Health Facilities Management - Tuesday October 10, 2006

Climbing materials costs force project financing changes

By Jan Greene
When El Camino Hospital in California's Silicon Valley got approval from voters three years ago to rebuild and expand its facility, planners were looking at a $450 million project.

By the time the drawings were done and bids came in in June 2006, the price had jumped by $100 million. The change was due in large part to the skyrocketing cost of building materials such as copper, concrete and steel.

"We got hit really hard with the escalating cost of materials," explains Ken King, vice president of facilities services for the Mountain View-based community hospital. "[They] went up 70 percent."

Materials prices are being fueled by a huge global demand for construction supplies, including building in China and India and the impact of Hurricane Katrina.

In some U.S. markets, tight labor pools and a limited number of contractors seasoned in the complexities of hospital construction push prices even higher and reduce owners' options.

Nationally, prices are going up on copper, steel, concrete, aluminum and even PVC piping. The price of copper went up 87 percent between mid-2005 and mid-2006, the Associated General Contractors of America reported, asphalt costs went up 48 percent and cement 15 percent. Those prices are translating into general construction costs reaching $300 per square foot, nearly twice as high as they were a few years ago.

For complex buildings such as hospitals, per-foot prices that were $330 per square foot in 2003 have gone up to $550 per square foot in January 2006, according to a report from Davis Langdon, an international company that specializes in construction cost management and planning. Put another way, hospitals are looking at per-bed construction costs of around $1 million, says Clay Seckman, executive vice president of Nashville, Tenn.-based engineering design firm Smith Seckman Reid. For El Camino, facing tough state seismic building code standards, the price has gone up to $1.9 million per bed.

But the materials cost alone doesn't account for these huge bid increases, concludes Peter Morris, principal in charge of Davis Langdon's research group, based in Sacramento, Calif. Instead, contractors and subcontractors, unnerved by the uncertainty of prices, are building big margins into contracts to protect themselves in case prices rise further. Subcontractors bidding on jobs must bet their businesses on what they think prices will be in another year or two.

But that's changing as subcontractors can walk away from unattractive deals. One general contractor manager in Tennessee says the heavy supply of jobs is letting the firm choose its projects.

While all construction projects are being affected by the supplies squeeze, hospitals are particularly hard-pressed because they have long-term capital planning to consider. When bids come in millions of dollars higher than expected, it's hard for hospital planners to simply lop off a floor, given how crucial rebuilding usually is to a hospital's strategic plan.

Instead, they generally bite the bullet and go forward. "It throws a lot of capital planning into a tailspin," says Seckman. "But when a design and construction project finally gets to the top of the list it's such a high priority they're reluctant to say, 'Oh let's scrap this project.'"

Hospital planners are looking at alternative materials and contracting methods to beat the high cost of construction. Some are considering switching from copper piping to stainless steel, Poole says. He's also seeing engineers turn to aluminum as an electrical conductor because the cost of copper has gone so high.
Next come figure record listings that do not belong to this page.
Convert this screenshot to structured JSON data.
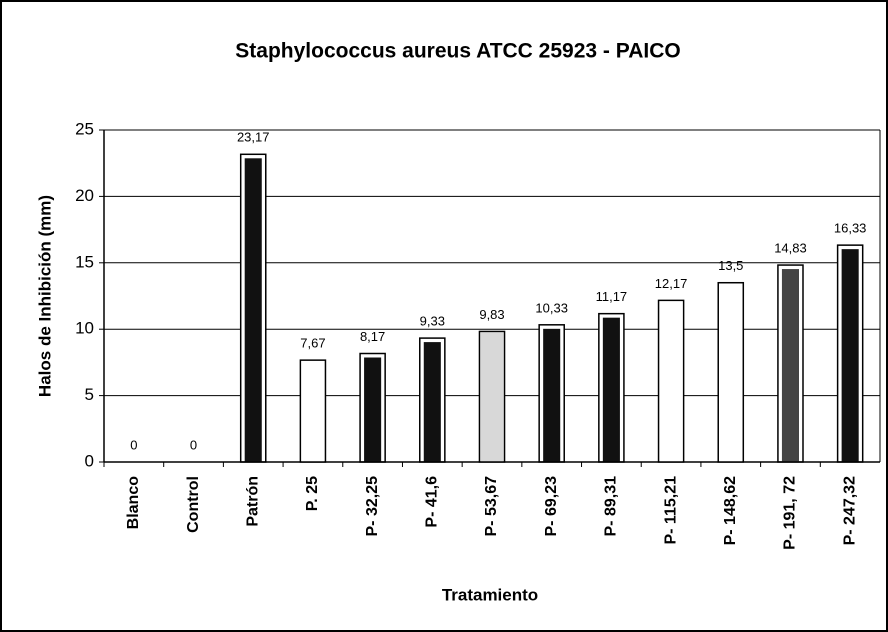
{
  "chart_data": {
    "type": "bar",
    "title": "Staphylococcus aureus ATCC 25923 - PAICO",
    "ylabel": "Halos de Inhibición (mm)",
    "xlabel": "Tratamiento",
    "categories": [
      "Blanco",
      "Control",
      "Patrón",
      "P. 25",
      "P- 32,25",
      "P- 41,6",
      "P- 53,67",
      "P- 69,23",
      "P- 89,31",
      "P- 115,21",
      "P- 148,62",
      "P- 191, 72",
      "P- 247,32"
    ],
    "values": [
      0,
      0,
      23.17,
      7.67,
      8.17,
      9.33,
      9.83,
      10.33,
      11.17,
      12.17,
      13.5,
      14.83,
      16.33
    ],
    "value_labels": [
      "0",
      "0",
      "23,17",
      "7,67",
      "8,17",
      "9,33",
      "9,83",
      "10,33",
      "11,17",
      "12,17",
      "13,5",
      "14,83",
      "16,33"
    ],
    "colors": [
      "#ffffff",
      "#ffffff",
      "#111111",
      "#ffffff",
      "#111111",
      "#111111",
      "#d8d8d8",
      "#111111",
      "#111111",
      "#ffffff",
      "#ffffff",
      "#444444",
      "#111111"
    ],
    "ylim": [
      0,
      25
    ],
    "yticks": [
      0,
      5,
      10,
      15,
      20,
      25
    ],
    "grid": true
  }
}
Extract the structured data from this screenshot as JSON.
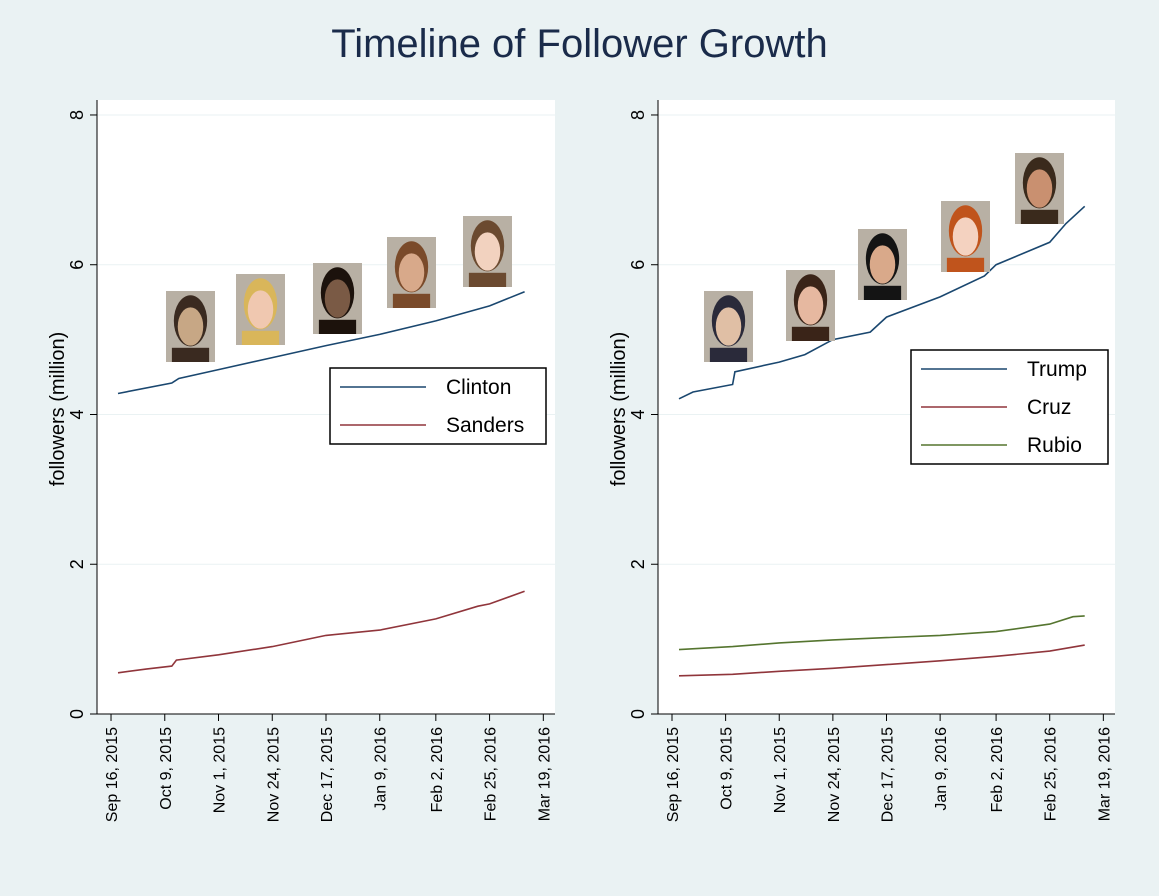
{
  "title": "Timeline of Follower Growth",
  "chart_data": [
    {
      "type": "line",
      "ylabel": "followers (million)",
      "xlabel": "",
      "ylim": [
        0,
        8.2
      ],
      "yticks": [
        0,
        2,
        4,
        6,
        8
      ],
      "xlim": [
        "2015-09-10",
        "2016-03-24"
      ],
      "xticks": [
        "2015-09-16",
        "2015-10-09",
        "2015-11-01",
        "2015-11-24",
        "2015-12-17",
        "2016-01-09",
        "2016-02-02",
        "2016-02-25",
        "2016-03-19"
      ],
      "xtick_labels": [
        "Sep 16, 2015",
        "Oct 9, 2015",
        "Nov 1, 2015",
        "Nov 24, 2015",
        "Dec 17, 2015",
        "Jan 9, 2016",
        "Feb 2, 2016",
        "Feb 25, 2016",
        "Mar 19, 2016"
      ],
      "grid": "horizontal",
      "legend_position": "right",
      "series": [
        {
          "name": "Clinton",
          "color": "#1a476f",
          "points": [
            [
              "2015-09-19",
              4.28
            ],
            [
              "2015-10-12",
              4.42
            ],
            [
              "2015-10-15",
              4.48
            ],
            [
              "2015-11-01",
              4.6
            ],
            [
              "2015-11-24",
              4.76
            ],
            [
              "2015-12-17",
              4.92
            ],
            [
              "2016-01-09",
              5.07
            ],
            [
              "2016-02-02",
              5.25
            ],
            [
              "2016-02-25",
              5.45
            ],
            [
              "2016-03-11",
              5.64
            ]
          ]
        },
        {
          "name": "Sanders",
          "color": "#90353b",
          "points": [
            [
              "2015-09-19",
              0.55
            ],
            [
              "2015-10-01",
              0.6
            ],
            [
              "2015-10-12",
              0.64
            ],
            [
              "2015-10-14",
              0.72
            ],
            [
              "2015-11-01",
              0.79
            ],
            [
              "2015-11-24",
              0.9
            ],
            [
              "2015-12-17",
              1.05
            ],
            [
              "2016-01-09",
              1.12
            ],
            [
              "2016-02-02",
              1.27
            ],
            [
              "2016-02-20",
              1.44
            ],
            [
              "2016-02-25",
              1.47
            ],
            [
              "2016-03-11",
              1.64
            ]
          ]
        }
      ],
      "avatar_icons": [
        "avatar-teen-boy-icon",
        "avatar-blonde-woman-icon",
        "avatar-young-man-icon",
        "avatar-bearded-man-icon",
        "avatar-woman-glasses-icon"
      ]
    },
    {
      "type": "line",
      "ylabel": "followers (million)",
      "xlabel": "",
      "ylim": [
        0,
        8.2
      ],
      "yticks": [
        0,
        2,
        4,
        6,
        8
      ],
      "xlim": [
        "2015-09-10",
        "2016-03-24"
      ],
      "xticks": [
        "2015-09-16",
        "2015-10-09",
        "2015-11-01",
        "2015-11-24",
        "2015-12-17",
        "2016-01-09",
        "2016-02-02",
        "2016-02-25",
        "2016-03-19"
      ],
      "xtick_labels": [
        "Sep 16, 2015",
        "Oct 9, 2015",
        "Nov 1, 2015",
        "Nov 24, 2015",
        "Dec 17, 2015",
        "Jan 9, 2016",
        "Feb 2, 2016",
        "Feb 25, 2016",
        "Mar 19, 2016"
      ],
      "grid": "horizontal",
      "legend_position": "right",
      "series": [
        {
          "name": "Trump",
          "color": "#1a476f",
          "points": [
            [
              "2015-09-19",
              4.21
            ],
            [
              "2015-09-25",
              4.3
            ],
            [
              "2015-10-12",
              4.4
            ],
            [
              "2015-10-13",
              4.57
            ],
            [
              "2015-11-01",
              4.7
            ],
            [
              "2015-11-12",
              4.8
            ],
            [
              "2015-11-24",
              5.0
            ],
            [
              "2015-12-10",
              5.1
            ],
            [
              "2015-12-17",
              5.3
            ],
            [
              "2016-01-09",
              5.57
            ],
            [
              "2016-01-28",
              5.85
            ],
            [
              "2016-02-02",
              6.0
            ],
            [
              "2016-02-25",
              6.3
            ],
            [
              "2016-03-03",
              6.55
            ],
            [
              "2016-03-11",
              6.78
            ]
          ]
        },
        {
          "name": "Cruz",
          "color": "#90353b",
          "points": [
            [
              "2015-09-19",
              0.51
            ],
            [
              "2015-10-12",
              0.53
            ],
            [
              "2015-11-01",
              0.57
            ],
            [
              "2015-11-24",
              0.61
            ],
            [
              "2015-12-17",
              0.66
            ],
            [
              "2016-01-09",
              0.71
            ],
            [
              "2016-02-02",
              0.77
            ],
            [
              "2016-02-25",
              0.84
            ],
            [
              "2016-03-11",
              0.92
            ]
          ]
        },
        {
          "name": "Rubio",
          "color": "#55752f",
          "points": [
            [
              "2015-09-19",
              0.86
            ],
            [
              "2015-10-12",
              0.9
            ],
            [
              "2015-11-01",
              0.95
            ],
            [
              "2015-11-24",
              0.99
            ],
            [
              "2015-12-17",
              1.02
            ],
            [
              "2016-01-09",
              1.05
            ],
            [
              "2016-02-02",
              1.1
            ],
            [
              "2016-02-25",
              1.2
            ],
            [
              "2016-03-06",
              1.3
            ],
            [
              "2016-03-11",
              1.31
            ]
          ]
        }
      ],
      "avatar_icons": [
        "avatar-bald-man-suit-icon",
        "avatar-dark-hair-woman-icon",
        "avatar-man-suit-icon",
        "avatar-red-hair-woman-glasses-icon",
        "avatar-man-portrait-icon"
      ]
    }
  ]
}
Others buy early. El Camino planners were carefully watching as steel prices continued their steady rise during the project's approval process. Instead of being held hostage to the marketplace, they worked with their subcontractor and bought the steel early. "We had it nine months early, but that paid huge dividends," says King. "I wish we could have made the same decision with our plumbing contractor."

The bottom line, says Morris, is that hospital owners need to take a new look at the way they share risk with builders. "The good news is that it's not just about materials price increases, which you can't really do anything about. But there are alternate procurement strategies available to keep costs down."

For instance, the owner can take on some of the risk of future supply price increases. "As an owner I pay for the part that actually doubles, rather than prepaying for risk that it will double," Morris says. Of course, the hospital must keep some money in reserve in case prices do rise.

When unexpectedly huge bids come in, it's up to facilities planners to break the bad news to administrators and trustees. El Camino's King hired a communications consultant to help get the message across that materials prices are a problem for all construction projects and that prices are uncertain until something's bid on or bought.

"Making that presentation was very difficult," King says. "Then we had to present our options. If we started over we would have had half the hospital we originally designed." Ultimately, the hospital district decided to move forward and carry more debt over time.

The uncertainty that surrounds planning for such clinical issues as bed capacity and nurse recruitment now extends to construction as well.

Ten-year capital plans have to incorporate some flexibility, says Morris, and building plans need to have contingencies in case the bottom line changes substantially. "Uncertainty is here to stay," he adds. "Learn to live with it."